Venerdì 6 febbraio parte ufficialmente il prestigioso torneo rugbystico “Sei Nazioni” (RSB 6 Nations) a cui parteciperanno, come da quindici anni a questa parte, anche i nostri azzurri oltre che Francia, Galles, Inghilterra, Irlanda e Scozia.
L’Italia esordirà con i campioni in carica irlandesi sabato 7 febbraio. All’Olimpico disputerà anche i match con Francia (15 marzo) e Galles (21 marzo).
Positivi sono i pronostici degli esperti nel settore. Il presidente della Fir (Federazione Italiana Rugby) Alfredo Gavazzi, durante la presentazione del Sei Nazioni ha dichiarato: “Sono sicuro che la squadra vuole vincere, che i ragazzi hanno lavorato tanto con lo staff per far sì che arrivino i risultati. […] L’Italia stessa può essere una sorpresa” e ancora “Si accendono le luci su di noi da oggi fino alla fine di marzo il rugby avrà un’attenzione particolare da parte di tutti i media. Il Sei Nazioni è un torneo importante”.
Il ventunenne Marcello Violi, convocato per la prima volta nella squadra nazionale in vista del torneo, ha inoltre affermato di essere stato shoccato dalla bellissima notizia e di aver subito “un certo impatto” di fronte a tanti miti del rugby, ma lo sport è divertimento e ora si prepara all’esperienza internazionale della gara.
Secondo il regolamento: ogni squadra gioca contro le altre un solo incontro. Due punti vengono assegnati per ogni vittoria, uno per il pareggio e nessuno per la sconfitta. La squadra vincitrice del torneo deve totalizzare più punti e, in caso di parità, la miglior differenza di punti.
LA STORIA DEL RUGBY E DEL TORNEO. È il 1823 e in una soleggiata giornata dei giovani studenti inglesi stanno disputando una partita di football.
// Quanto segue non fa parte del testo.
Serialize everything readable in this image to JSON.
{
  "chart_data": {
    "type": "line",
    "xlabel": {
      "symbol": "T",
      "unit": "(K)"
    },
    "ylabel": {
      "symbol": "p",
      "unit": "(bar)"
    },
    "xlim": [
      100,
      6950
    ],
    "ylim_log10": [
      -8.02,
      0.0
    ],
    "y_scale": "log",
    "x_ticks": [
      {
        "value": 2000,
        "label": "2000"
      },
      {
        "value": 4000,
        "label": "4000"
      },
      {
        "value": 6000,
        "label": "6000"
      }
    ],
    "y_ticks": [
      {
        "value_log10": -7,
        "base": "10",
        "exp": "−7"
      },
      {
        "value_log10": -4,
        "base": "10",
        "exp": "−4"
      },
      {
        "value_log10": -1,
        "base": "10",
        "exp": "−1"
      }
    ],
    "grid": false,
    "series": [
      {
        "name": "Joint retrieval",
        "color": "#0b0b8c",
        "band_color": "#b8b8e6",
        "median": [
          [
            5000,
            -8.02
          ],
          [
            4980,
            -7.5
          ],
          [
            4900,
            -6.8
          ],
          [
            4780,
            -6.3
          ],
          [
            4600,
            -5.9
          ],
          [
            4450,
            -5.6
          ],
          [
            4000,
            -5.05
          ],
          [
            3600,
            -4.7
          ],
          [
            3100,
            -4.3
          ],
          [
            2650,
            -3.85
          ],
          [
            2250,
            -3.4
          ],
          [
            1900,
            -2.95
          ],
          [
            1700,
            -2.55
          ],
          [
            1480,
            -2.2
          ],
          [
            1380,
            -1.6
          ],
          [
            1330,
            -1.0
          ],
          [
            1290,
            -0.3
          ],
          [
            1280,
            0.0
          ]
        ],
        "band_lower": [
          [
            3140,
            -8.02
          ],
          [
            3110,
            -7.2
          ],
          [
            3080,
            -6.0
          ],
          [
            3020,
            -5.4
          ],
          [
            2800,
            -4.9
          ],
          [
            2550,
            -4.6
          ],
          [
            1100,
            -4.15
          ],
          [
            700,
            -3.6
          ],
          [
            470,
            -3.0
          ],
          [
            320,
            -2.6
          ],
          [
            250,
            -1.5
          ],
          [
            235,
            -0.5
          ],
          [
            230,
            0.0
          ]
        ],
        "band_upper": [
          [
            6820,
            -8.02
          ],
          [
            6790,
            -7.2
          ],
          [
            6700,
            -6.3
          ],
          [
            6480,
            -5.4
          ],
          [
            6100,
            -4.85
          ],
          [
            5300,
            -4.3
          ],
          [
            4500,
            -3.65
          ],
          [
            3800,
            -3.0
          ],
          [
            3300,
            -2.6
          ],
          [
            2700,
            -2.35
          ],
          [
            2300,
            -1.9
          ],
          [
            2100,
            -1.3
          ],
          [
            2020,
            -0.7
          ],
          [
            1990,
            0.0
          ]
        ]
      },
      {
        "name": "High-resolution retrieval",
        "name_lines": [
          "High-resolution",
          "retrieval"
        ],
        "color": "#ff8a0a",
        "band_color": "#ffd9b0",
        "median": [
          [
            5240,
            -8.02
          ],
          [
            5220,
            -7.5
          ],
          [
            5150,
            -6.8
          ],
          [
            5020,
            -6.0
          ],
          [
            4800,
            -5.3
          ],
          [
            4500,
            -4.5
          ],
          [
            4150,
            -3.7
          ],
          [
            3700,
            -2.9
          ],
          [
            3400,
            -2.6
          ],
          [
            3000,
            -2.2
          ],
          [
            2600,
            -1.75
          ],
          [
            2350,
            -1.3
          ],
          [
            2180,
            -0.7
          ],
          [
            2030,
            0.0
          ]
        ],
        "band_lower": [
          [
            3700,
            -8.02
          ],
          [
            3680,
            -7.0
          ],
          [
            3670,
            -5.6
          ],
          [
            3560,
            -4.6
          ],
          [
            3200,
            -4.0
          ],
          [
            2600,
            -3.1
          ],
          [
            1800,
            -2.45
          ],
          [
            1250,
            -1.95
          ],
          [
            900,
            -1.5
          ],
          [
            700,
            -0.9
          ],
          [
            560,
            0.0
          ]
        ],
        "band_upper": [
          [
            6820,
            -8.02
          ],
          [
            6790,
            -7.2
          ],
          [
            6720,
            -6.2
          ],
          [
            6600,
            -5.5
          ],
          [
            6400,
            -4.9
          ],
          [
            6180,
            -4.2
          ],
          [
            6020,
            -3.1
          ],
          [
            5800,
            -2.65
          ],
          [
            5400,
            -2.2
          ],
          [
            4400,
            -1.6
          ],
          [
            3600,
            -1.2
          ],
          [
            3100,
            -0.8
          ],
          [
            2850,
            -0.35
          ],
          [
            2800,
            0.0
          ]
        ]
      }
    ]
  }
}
Uno di loro, un futuro pastore protestante originario della città di Rugby, William Webb Ellis, raccoglie la palla con le mani e inizia a correre verso la linea di fondo campo avversaria per poi schiacciarla oltre la stessa linea urlando: “Meta!”. Un gesto che determinò la nascita di un nuovo sport che incuriosiva per la sua energia, l’esaltazione del potere umano e della vicinanza dell’uomo alla natura e, sicuramente, per il suo carattere ossimoricamente sfrontato e portatore di valori benevoli e quasi arcaici.
La tenacia e la voglia rivoluzionaria dimostrata da W.W. Ellis hanno ispirato nel 1883 la nascita di un embrionale torneo disputato da più nazioni in cui si doveva decretare non la squadra più forte, ma quella più costante nel raggiungimento di grandi risultati. Questo è il valore della “Meta!” intesa non come voglia di vittoria, ma conquista di obiettivi. Gli stati partecipanti allora erano soltanto quattro (Inghilterra, Irlanda, Scozia e Galles). Nel 1910 il torneo si allarga: partecipa anche la Francia. Nel 1998 le federazioni facenti parte del comitato organizzatore approvano l’ammissione dell’Italia, a partire dall’edizione dell’anno 2000.
L’Italia ha negli ultimi tempi visto crescere l’interesse per questo sport, tanto che all’Olimpico di Roma quest’anno sembra non ci saranno posti a sedere liberi. Il rugby è stato apprezzato non solo dal punto di vista atletico, ma anche da quello prettamente umano. I giocatori e i tifosi delle squadre rugbystiche sono infatti famosi per la loro grande sportività. Durante una partita si respira un’aria di gioia e festività, più che di odio o di invidia.
A tal proposito, nel film “Invictus” di Clint Eastwood, che racconta gli avvenimenti avvenuti durante la Coppa del Mondo di rugby del 1995, tenutasi in Sudafrica poco tempo dopo l’insediamento di Nelson Mandela come presidente della nazione, il personaggio di Feyder in una famosa scena afferma: “Sai cosa dicono del calcio? Che è un gioco da gentiluomini giocato da selvaggi. Invece il rugby è un gioco da selvaggi giocato da gentiluomini.”